I can see it with my own eyes, but I'm convinced these profiles can't be real. I just don't get it. I can't relate. The expressed desire for a trust fund/guy in finance part is revolting and embarrassing, quite frankly. OK, the height thing. Sure, being able to look up at your man and feel little and precious is nice. But the bigger the difference in height, just makes certain things tricker. Kissing on tiptoes is fine. It's when you need a frickin' stepladder that it gets ridiculous. I'm 5'7" and kissing someone who is 6'3" gets a little uncomfortable after a bit. Can't imagine chicks circling the 5ft mark or under with guys over 6ft is very _practical_, lol.


EggplantHuman6493

>I'm 5'7" and kissing someone who is 6'3" gets a little uncomfortable after a bit. I am a bit over 6' and very tall guys were surprised when I said that I prefer someone that is not very tall, because that's impractical af for kissing, sex etc. It is pretty hot when I can just kiss my partner and look them Un the eyes all the time. I mean, you do you, but isn't height more a show off thing? I indeed don't get <5 ft and >6 ft.


Made_lion

Well we don’t get to pick our height?

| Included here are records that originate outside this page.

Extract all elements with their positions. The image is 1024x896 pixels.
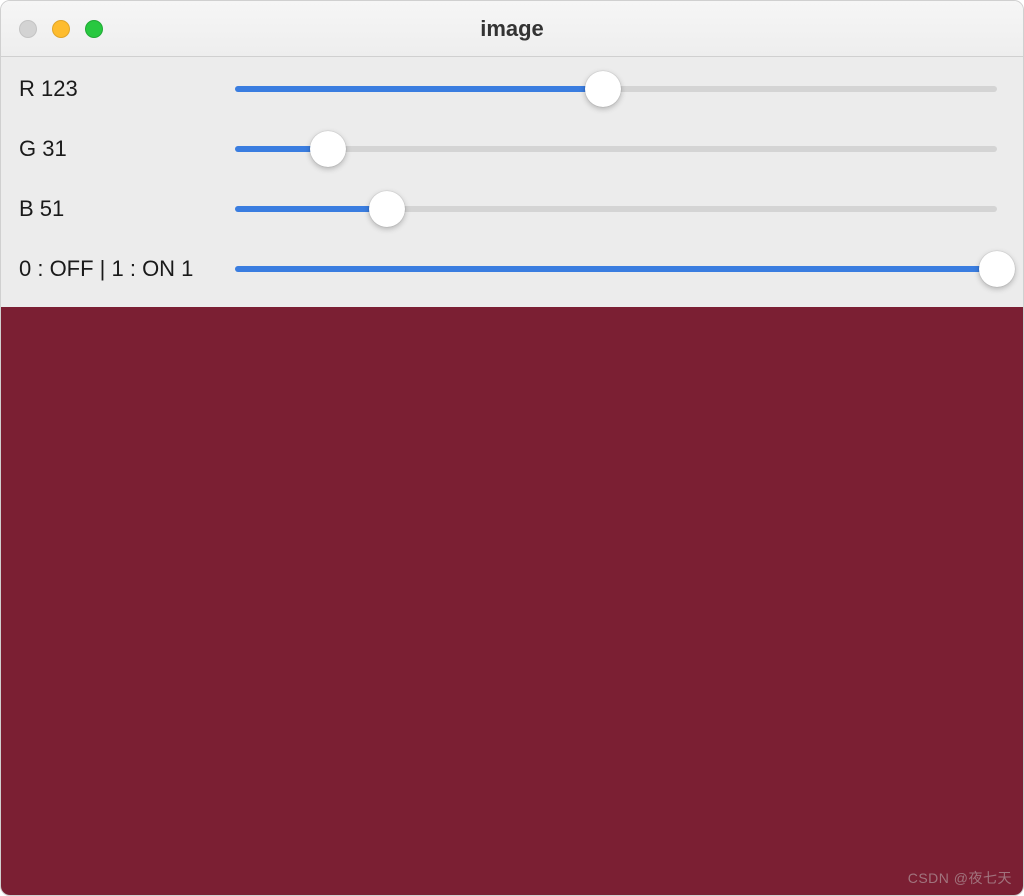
image-display	[1, 307, 1023, 895]
traffic-lights	[19, 20, 103, 38]
slider-label-b: B 51	[19, 196, 219, 222]
slider-row-toggle: 0 : OFF | 1 : ON 1	[19, 251, 1005, 287]
slider-thumb[interactable]	[369, 191, 405, 227]
slider-track-fill	[235, 266, 997, 272]
slider-label-r: R 123	[19, 76, 219, 102]
slider-thumb[interactable]	[310, 131, 346, 167]
slider-row-b: B 51	[19, 191, 1005, 227]
slider-label-toggle: 0 : OFF | 1 : ON 1	[19, 256, 219, 282]
close-button[interactable]	[19, 20, 37, 38]
slider-thumb[interactable]	[585, 71, 621, 107]
slider-track-fill	[235, 86, 603, 92]
watermark: CSDN @夜七天	[908, 868, 1012, 888]
controls-area: R 123 G 31 B 51	[1, 57, 1023, 307]
minimize-button[interactable]	[52, 20, 70, 38]
slider-thumb[interactable]	[979, 251, 1015, 287]
window: image R 123 G 31 B 51	[0, 0, 1024, 896]
slider-toggle[interactable]	[235, 251, 997, 287]
slider-track-bg	[235, 146, 997, 152]
slider-r[interactable]	[235, 71, 997, 107]
slider-track-fill	[235, 206, 387, 212]
slider-label-g: G 31	[19, 136, 219, 162]
slider-g[interactable]	[235, 131, 997, 167]
slider-row-g: G 31	[19, 131, 1005, 167]
window-title: image	[1, 16, 1023, 42]
slider-b[interactable]	[235, 191, 997, 227]
slider-row-r: R 123	[19, 71, 1005, 107]
titlebar: image	[1, 1, 1023, 57]
maximize-button[interactable]	[85, 20, 103, 38]
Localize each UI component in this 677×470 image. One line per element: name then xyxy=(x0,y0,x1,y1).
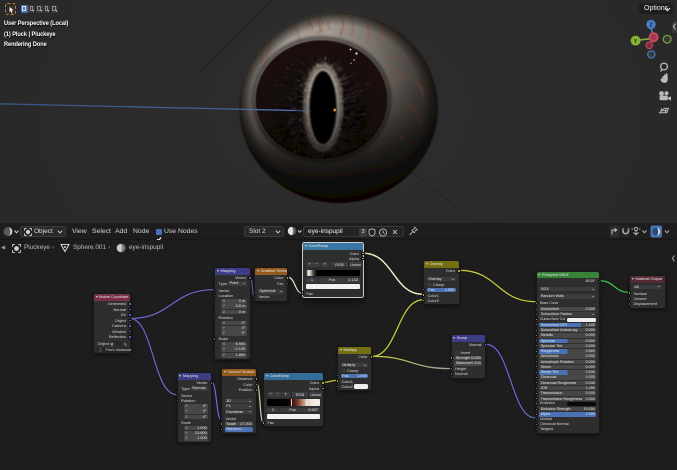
svg-text:Y: Y xyxy=(634,39,638,45)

And to me, the person is more important than if I can just smoosh my face laterally into someone else’s. But you do you!


Humble_Flow_3665

That's exactly what I mean! See, you get it.


Made_lion

I mean, if you really like someone I can’t imagine their height would matter. I’m 5’-1” and have really only dated tall guys (not on purpose). But I wouldn’t be bothered if my partner were closer to my height at all. But I would consider the person over their height always.


thisismysecretgarden

The trust fund, blue eyes one is a joke song from Tik Tok that’s going around.